Lillie Hancock was born in West Point, New York. Her father was an army doctor who later went to serve in the Mexican War where he saved the life of Jefferson Davis. After the war, her father was transferred to the newly acquired territory of California where he became the medical director of the west coast. Lillie and her mother joined her father in 1851. Lillie’s love affair with Engine Company number 5 began when she was rescued from a burning building shortly after she arrived in California. Reportedly when she was about 15, she raced to help the pull the engine to the top of Telegraph Hill winning the love and devotion of the volunteer firemen. By that time, her father had set up his private practice and accumulated a fortune.

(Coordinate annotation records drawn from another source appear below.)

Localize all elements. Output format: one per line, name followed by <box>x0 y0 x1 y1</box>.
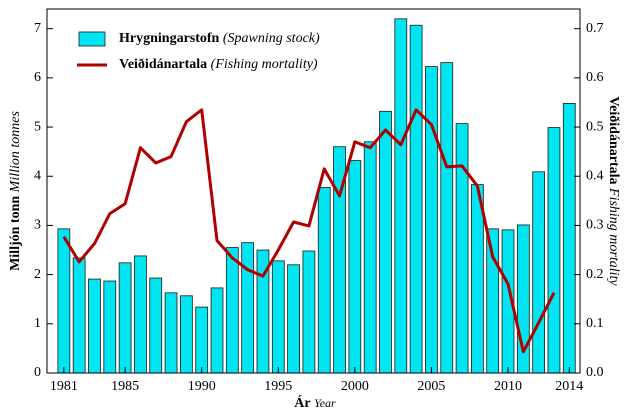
bar <box>57 228 71 374</box>
line <box>62 108 556 354</box>
y2-tick-label: 0.7 <box>586 21 604 36</box>
bar <box>363 141 377 374</box>
y2-axis-label: Veiðidánartala Fishing mortality <box>606 96 622 286</box>
bar <box>287 264 300 374</box>
x-axis-label: Ár Year <box>294 394 336 411</box>
y-tick-label: 3 <box>34 218 41 233</box>
y2-tick-label: 0.1 <box>586 316 604 331</box>
bar <box>225 247 239 374</box>
legend-entry: Veiðidánartala (Fishing mortality) <box>119 56 318 72</box>
x-label: Ár <box>294 394 310 411</box>
y-tick-label: 0 <box>34 365 41 380</box>
legend-swatch <box>78 31 106 47</box>
bar <box>88 278 101 374</box>
bar <box>134 255 147 374</box>
y2-label-en: Fishing mortality <box>606 187 621 286</box>
x-tick-label: 2014 <box>555 379 583 394</box>
legend-entry: Hrygningarstofn (Spawning stock) <box>119 31 320 46</box>
y2-label: Veiðidánartala <box>606 96 622 184</box>
y-tick-label: 4 <box>34 168 41 183</box>
bar <box>379 110 392 374</box>
bar <box>394 18 408 374</box>
x-tick-label: 2005 <box>417 379 445 394</box>
bar <box>103 280 117 374</box>
bar <box>317 187 331 374</box>
plot-frame <box>46 8 581 374</box>
bar <box>562 103 576 374</box>
bar <box>409 24 423 374</box>
y-tick-label: 7 <box>34 21 41 36</box>
bar <box>72 257 86 374</box>
y2-tick-label: 0.6 <box>586 70 604 85</box>
legend-name: Hrygningarstofn <box>119 31 220 46</box>
legend-name: Veiðidánartala <box>119 56 207 72</box>
bar <box>210 287 224 374</box>
legend-name-en: (Fishing mortality) <box>211 57 318 72</box>
legend-name-en: (Spawning stock) <box>223 31 320 46</box>
bar <box>471 184 484 374</box>
bar <box>532 171 546 374</box>
y2-tick-label: 0.4 <box>586 168 604 183</box>
bar <box>547 127 561 374</box>
x-tick-label: 1985 <box>111 379 139 394</box>
y2-tick-label: 0.3 <box>586 218 604 233</box>
y2-tick-label: 0.2 <box>586 267 604 282</box>
x-tick-label: 2010 <box>494 379 522 394</box>
x-tick-label: 1990 <box>188 379 216 394</box>
x-label-en: Year <box>314 396 336 410</box>
x-tick-label: 1981 <box>50 379 78 394</box>
bar <box>118 262 132 374</box>
y-tick-label: 1 <box>34 316 41 331</box>
bar <box>164 292 178 374</box>
y-tick-label: 5 <box>34 119 41 134</box>
x-tick-label: 1995 <box>264 379 292 394</box>
bar <box>271 260 285 374</box>
x-tick-label: 2000 <box>341 379 369 394</box>
y-tick-label: 6 <box>34 70 41 85</box>
y-tick-label: 2 <box>34 267 41 282</box>
bar <box>425 66 438 374</box>
bar <box>348 160 362 374</box>
bar <box>455 123 469 374</box>
bar <box>440 62 454 374</box>
bar <box>195 306 209 374</box>
bar <box>241 242 255 374</box>
y-label-en: Million tonnes <box>8 111 23 194</box>
y2-tick-label: 0.0 <box>586 365 604 380</box>
y-axis-label: Milljón tonn Million tonnes <box>8 111 23 271</box>
y-label: Milljón tonn <box>8 196 23 271</box>
bar <box>180 295 193 374</box>
y2-tick-label: 0.5 <box>586 119 604 134</box>
bar <box>149 277 163 374</box>
bar <box>302 250 316 374</box>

On the eve of the Civil War, Lillie and her mother traveled to Europe where they spent three years. The young Lillie made a positive impression in the courts of Europe and was highly sought after as a dance partner at various balls. Upon her return to San Francisco in 1863, she was recognized as belle of the city. Her family had money, and she had a European polish. In October of that year, she was made an honorary member of Knickerbocker 5, her favorite volunteer fire department.
In 1868 Lillie Hitchcock married Benjamin Howard Coit, a caller on the Stock Exchange who in those hectic days earned $1000 a month (more than $20,000 today). Lillie’s parents had opposed their marriage although the groom’s father was a friend of the Hitchcock family. The couple had no children and separated in 1880. Mark Twain commented on their marital situation and hinted that Mr. Coit was less than faithful. As a wife, Lillie’s behavior pushed against society’s norms and at times shocked polite society.
Lillie made her home in the Palace Hotel in San Francisco, but also owned property in Napa Valley that she called Larkmead. Originally, the land had been purchased by her parents to use as a retreat for Lillie when her behavior grew too scandalous for San Francisco. It became a gathering place for artists and intellectuals encouraged by Lillie. Robert Louis Stevenson and his wife visited there in 1880. She spent a great deal of time at Larkmead and a great deal of money on landscaping the property. She planted a vineyard and in 1876 produced ‘Lillie’ a white wine.
In 1885 Lillie’s father died and shortly thereafter, her estranged husband also passed away. In her father’s will, she was to receive $250 a month as long as her husband was alive. Once her husband died, she would inherited half a million dollars from her father’s estate in addition to a quarter of a million from her husband.
Now in her 40s, Lillie made no attempt to hide her outrageous behavior. Dressing like a man, gambling, visiting unsavory waterfront dives, even being the only woman camping with a group of men caused people to talk. In 1903, a distant relative burst into her hotel room and attempted to kill her. The businessman with her stepped in and took the bullet meant for her. Soon thereafter, Lillie left for Europe where she traveled for many years.
Eventually Lillie Hitchcock Coit returned to San Francisco where she died in 1929 leaving one-third of her estate to the city of San Francisco for beautification.
While we know some very interesting information about Lillie Hitchcock Coit, there is much we don’t know. The only book I can find about her life is a children’s book focusing on her relationship to firefighters. I hope that someone takes up the challenge of telling her story—if only in fictional form.